My EDA Checklist for Every New Dataset

Every time I receive a new dataset, I follow the same sequence of steps before touching a model. This checklist has saved me from countless mistakes — missing values disguised as zeros, target leakage hiding in plain sight, and distributions so skewed that any model trained on raw features would be unreliable.

Step 1 — Understand the Shape and Schema

df.shape          # rows × columns
df.dtypes         # data types
df.head(10)       # first look
df.describe()     # summary statistics for numerics

The first thing I check is whether the number of rows and columns matches what was described.

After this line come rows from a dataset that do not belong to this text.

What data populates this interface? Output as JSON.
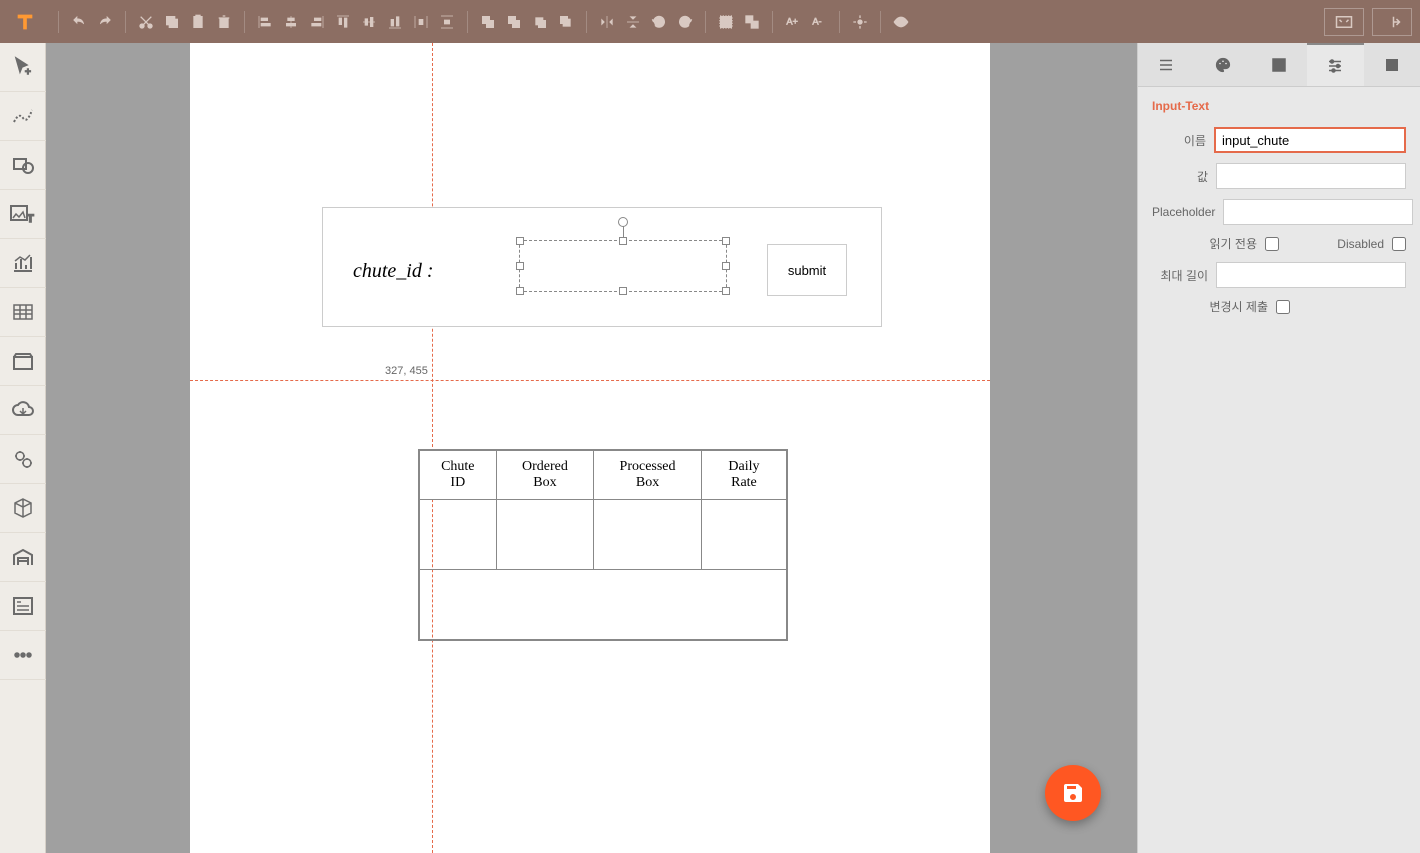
{
  "toolbar": {
    "logo": "T"
  },
  "canvas": {
    "form": {
      "label": "chute_id :",
      "submit_label": "submit"
    },
    "coord_text": "327, 455",
    "table": {
      "headers": [
        "Chute ID",
        "Ordered Box",
        "Processed Box",
        "Daily Rate"
      ]
    }
  },
  "properties": {
    "title": "Input-Text",
    "labels": {
      "name": "이름",
      "value": "값",
      "placeholder": "Placeholder",
      "readonly": "읽기 전용",
      "disabled": "Disabled",
      "maxlength": "최대 길이",
      "submit_on_change": "변경시 제출"
    },
    "values": {
      "name": "input_chute",
      "value": "",
      "placeholder": "",
      "maxlength": ""
    }
  }
}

Discrepancies here often signal a loading error or a join gone wrong.

Step 2 — Audit Missing Values

missing = df.isnull().sum()
missing_pct = (missing / len(df)) * 100
missing_pct[missing_pct > 0].sort_values(ascending=False)

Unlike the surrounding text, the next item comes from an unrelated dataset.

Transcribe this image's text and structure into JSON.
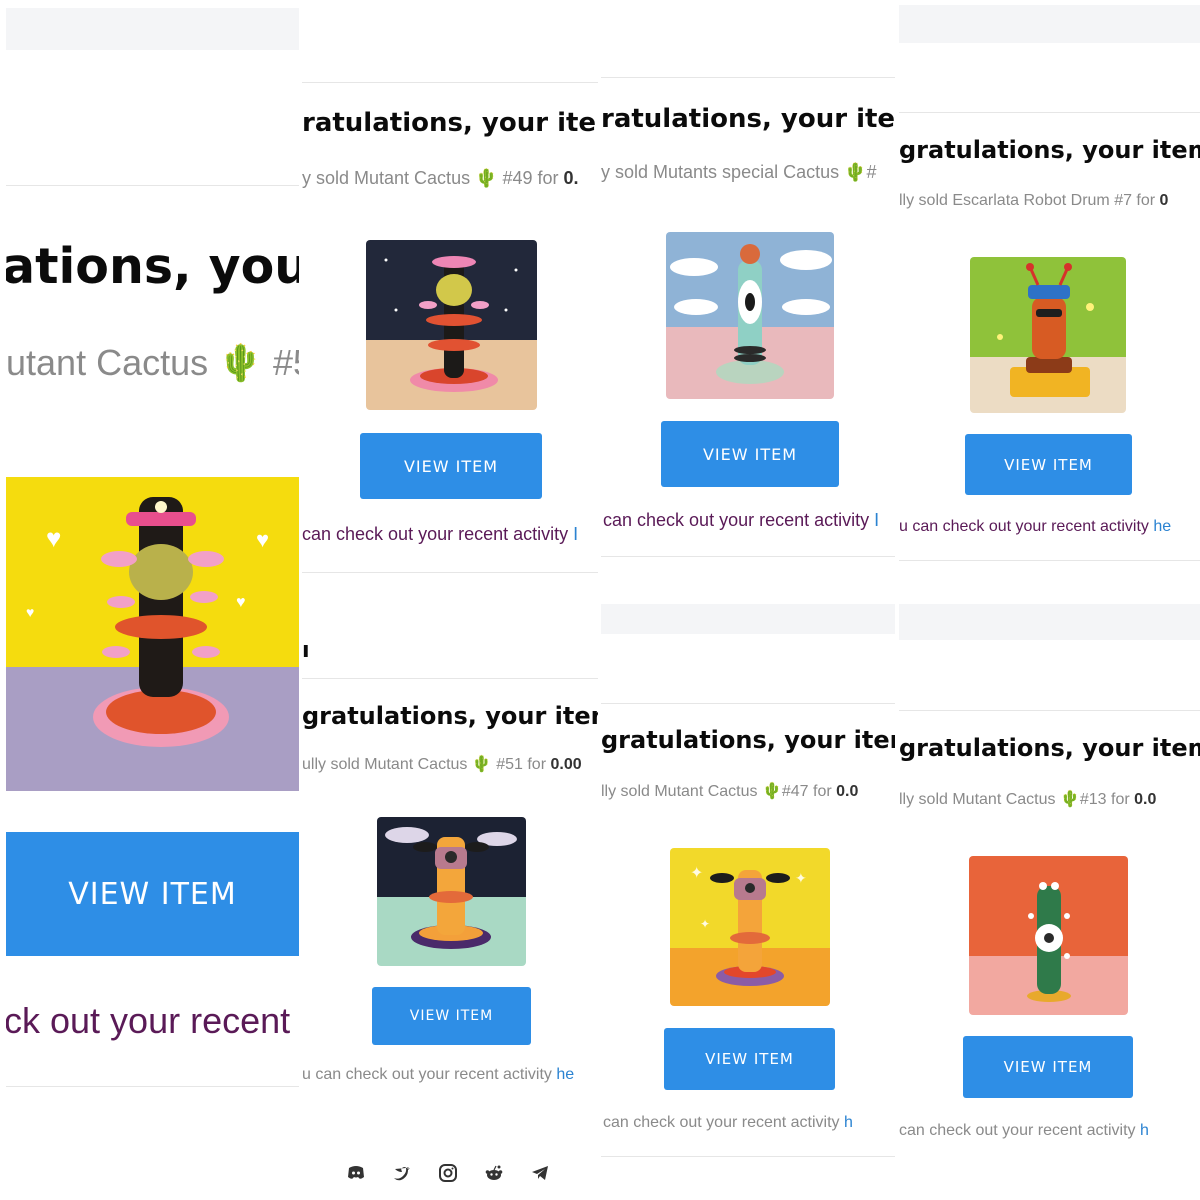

I categorize columns by missingness: under 5% (safe to impute), 5–30% (impute with care), over 30% (consider dropping or engineering a missingness indicator). The pattern of missingness matters too — is it random, or does it correlate with the target?

Step 3 — Examine Distributions

For numeric columns, I plot histograms and check skewness. Highly skewed features (

skew

> 1) often benefit from a log or square-root transformation before modeling.

For categorical columns, I check cardinality. A column with 10,000 unique values in a 12,000-row dataset is essentially an ID column and should be dropped or encoded carefully.

Step 4 — Check for Duplicates and Outliers

df.duplicated().sum()

# IQR-based outlier detection
Q1 = df[col].quantile(0.25)
Q3 = df[col].quantile(0.75)
IQR = Q3 - Q1
outliers = df[(df[col] < Q1 - 1.5*IQR) | (df[col] > Q3 + 1.5*IQR)]

Outliers are not always errors — sometimes they are the most interesting observations. The question is whether they represent genuine signal or data quality issues.

Step 5 — Explore Relationships with the Target

A correlation heatmap gives a quick overview, but it only captures linear relationships. I supplement it with scatter plots for the top correlated features and box plots for categorical predictors.

Final Note

EDA is not a one-time step. As modeling reveals unexpected behavior, I return to the data to investigate. Treat it as an ongoing conversation with the dataset, not a checkbox to tick before the “real” work begins.